Our HR Exercise on “Employee Engagement Initiatives” focuses on how employee engagement is an antecedent of job involvement and what companies should do to ensure employee satisfaction and retention. It employs tools that identify strong feelings of employee engagement and the steps which show how to drive a disengaged employee.
The six step process that is employed by HHC to improve Employee Engagement is as follows:
* Determine the current level of employee engagement in the client organization. The best tool to determine this base line is a comprehensive employee satisfaction survey which focuses on the following areas:
* Assessment of Organizational Culture
* Availability of constructive feedback and mentoring
* Opportunity for advancement and professional development
* Reward, Recognition and Incentive systems
* Availability of Effective Leadership
* Clarity of Job Expectations
* Adequacy of tools to complete work responsibilities
* Levels of Motivation
* Pay attention to the feedback and look for specific problems.
* Listening to employee ideas and suggestions through focus group discussions
* Analysis of Data received through various techniques
* Definitive plan of action plan.
* Implementation of the change with the support of the management.
Employee engagement should be a continuous process of measuring, analyzing, defining and implementing process with welfare of employees in mind.
Improving engagement requires the commitment of all members within an organization; however a company's leadership must set the standard and ensure the philosophy is consistently modeled by all managers and supervisors on an ongoing basis.
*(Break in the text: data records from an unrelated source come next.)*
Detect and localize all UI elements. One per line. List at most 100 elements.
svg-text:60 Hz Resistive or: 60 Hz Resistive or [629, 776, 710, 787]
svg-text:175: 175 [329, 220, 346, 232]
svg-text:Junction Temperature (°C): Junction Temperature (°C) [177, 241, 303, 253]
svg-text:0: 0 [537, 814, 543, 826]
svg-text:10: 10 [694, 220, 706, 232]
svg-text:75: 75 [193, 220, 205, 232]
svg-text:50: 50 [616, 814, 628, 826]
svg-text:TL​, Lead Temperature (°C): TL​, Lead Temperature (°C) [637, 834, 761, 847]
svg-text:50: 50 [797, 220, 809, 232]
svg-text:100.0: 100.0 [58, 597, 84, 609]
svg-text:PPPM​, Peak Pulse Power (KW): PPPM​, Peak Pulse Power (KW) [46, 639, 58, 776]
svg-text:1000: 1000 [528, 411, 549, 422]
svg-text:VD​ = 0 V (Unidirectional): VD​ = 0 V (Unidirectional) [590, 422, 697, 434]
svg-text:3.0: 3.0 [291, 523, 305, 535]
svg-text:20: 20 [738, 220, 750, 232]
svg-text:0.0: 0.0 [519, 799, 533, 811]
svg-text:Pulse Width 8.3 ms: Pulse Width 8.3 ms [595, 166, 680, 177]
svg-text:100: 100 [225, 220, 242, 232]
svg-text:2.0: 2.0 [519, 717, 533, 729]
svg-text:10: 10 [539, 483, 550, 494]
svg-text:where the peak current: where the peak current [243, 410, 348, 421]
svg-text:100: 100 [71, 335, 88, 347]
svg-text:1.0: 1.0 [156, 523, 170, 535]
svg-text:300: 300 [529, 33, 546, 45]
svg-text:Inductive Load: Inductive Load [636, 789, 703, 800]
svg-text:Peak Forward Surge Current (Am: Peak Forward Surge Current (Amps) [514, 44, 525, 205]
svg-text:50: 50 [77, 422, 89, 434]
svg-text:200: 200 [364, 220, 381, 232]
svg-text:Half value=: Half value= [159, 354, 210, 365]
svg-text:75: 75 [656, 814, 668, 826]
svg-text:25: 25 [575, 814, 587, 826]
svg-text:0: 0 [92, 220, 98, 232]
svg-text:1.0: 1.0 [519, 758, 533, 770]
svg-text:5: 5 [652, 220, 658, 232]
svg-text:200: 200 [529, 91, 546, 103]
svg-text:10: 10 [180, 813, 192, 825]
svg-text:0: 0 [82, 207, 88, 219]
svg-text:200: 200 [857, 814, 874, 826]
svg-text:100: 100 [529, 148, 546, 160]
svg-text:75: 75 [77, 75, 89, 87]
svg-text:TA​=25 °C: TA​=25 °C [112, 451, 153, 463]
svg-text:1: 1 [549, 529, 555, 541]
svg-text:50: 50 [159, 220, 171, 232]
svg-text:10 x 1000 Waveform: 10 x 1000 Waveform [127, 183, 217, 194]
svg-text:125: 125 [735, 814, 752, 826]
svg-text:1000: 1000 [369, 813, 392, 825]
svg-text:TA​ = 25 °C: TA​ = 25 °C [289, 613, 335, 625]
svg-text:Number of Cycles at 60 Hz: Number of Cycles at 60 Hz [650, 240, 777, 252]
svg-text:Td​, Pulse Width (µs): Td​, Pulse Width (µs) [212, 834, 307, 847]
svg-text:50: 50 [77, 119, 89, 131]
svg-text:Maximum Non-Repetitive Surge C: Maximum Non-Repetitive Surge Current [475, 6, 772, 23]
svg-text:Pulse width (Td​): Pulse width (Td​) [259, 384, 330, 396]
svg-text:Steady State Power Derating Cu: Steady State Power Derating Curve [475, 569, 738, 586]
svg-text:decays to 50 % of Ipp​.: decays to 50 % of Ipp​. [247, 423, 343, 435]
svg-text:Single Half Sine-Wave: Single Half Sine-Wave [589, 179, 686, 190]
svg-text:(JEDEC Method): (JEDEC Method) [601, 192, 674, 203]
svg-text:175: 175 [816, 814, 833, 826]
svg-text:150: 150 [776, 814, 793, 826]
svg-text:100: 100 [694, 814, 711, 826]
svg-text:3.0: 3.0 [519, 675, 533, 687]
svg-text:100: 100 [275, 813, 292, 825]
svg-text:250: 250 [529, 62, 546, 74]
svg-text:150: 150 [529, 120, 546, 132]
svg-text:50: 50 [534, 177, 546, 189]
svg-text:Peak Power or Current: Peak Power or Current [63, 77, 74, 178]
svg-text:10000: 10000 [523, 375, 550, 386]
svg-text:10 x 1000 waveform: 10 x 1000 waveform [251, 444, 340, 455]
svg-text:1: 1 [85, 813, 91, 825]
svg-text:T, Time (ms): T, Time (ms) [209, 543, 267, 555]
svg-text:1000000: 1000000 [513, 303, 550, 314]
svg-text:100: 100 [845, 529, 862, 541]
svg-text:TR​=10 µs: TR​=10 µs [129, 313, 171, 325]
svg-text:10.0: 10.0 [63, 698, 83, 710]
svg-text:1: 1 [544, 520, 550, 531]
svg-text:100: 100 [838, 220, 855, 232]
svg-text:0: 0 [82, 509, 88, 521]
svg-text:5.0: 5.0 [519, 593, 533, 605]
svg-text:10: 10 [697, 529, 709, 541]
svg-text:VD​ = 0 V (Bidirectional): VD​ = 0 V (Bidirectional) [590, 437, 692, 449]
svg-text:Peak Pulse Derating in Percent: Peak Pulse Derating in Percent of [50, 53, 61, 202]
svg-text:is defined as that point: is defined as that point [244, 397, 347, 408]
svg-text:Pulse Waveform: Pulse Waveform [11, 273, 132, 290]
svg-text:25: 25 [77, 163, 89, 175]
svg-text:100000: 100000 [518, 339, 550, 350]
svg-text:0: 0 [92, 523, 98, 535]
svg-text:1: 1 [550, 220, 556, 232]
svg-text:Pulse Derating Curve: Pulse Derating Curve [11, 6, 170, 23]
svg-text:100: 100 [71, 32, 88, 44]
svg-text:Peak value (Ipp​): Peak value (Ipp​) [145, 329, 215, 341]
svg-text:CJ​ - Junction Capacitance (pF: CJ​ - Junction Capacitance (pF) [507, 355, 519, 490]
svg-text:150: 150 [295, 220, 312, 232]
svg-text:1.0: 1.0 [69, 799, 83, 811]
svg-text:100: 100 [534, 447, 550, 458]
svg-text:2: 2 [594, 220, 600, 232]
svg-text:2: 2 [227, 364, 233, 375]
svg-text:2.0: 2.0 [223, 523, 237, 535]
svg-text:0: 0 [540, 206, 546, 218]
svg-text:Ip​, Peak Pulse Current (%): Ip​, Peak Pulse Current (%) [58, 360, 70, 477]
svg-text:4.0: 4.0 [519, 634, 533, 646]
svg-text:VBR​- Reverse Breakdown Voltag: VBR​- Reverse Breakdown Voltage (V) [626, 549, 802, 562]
As a result, the organization would be able to experience the following:
* High levels of satisfaction and retention of employees.
* Considerable reduction in the costs associated with rehiring, training and development of the knowledge base
* Increased levels of Performance due to the vast experience pool available in the organization due to availability and retention of immense talent.
* High morale levels which creates a joyful work atmosphere.
On the whole, engaged employees are much more likely to be satisfied in their positions, remain with the company, be promoted, and strive for higher levels of performance.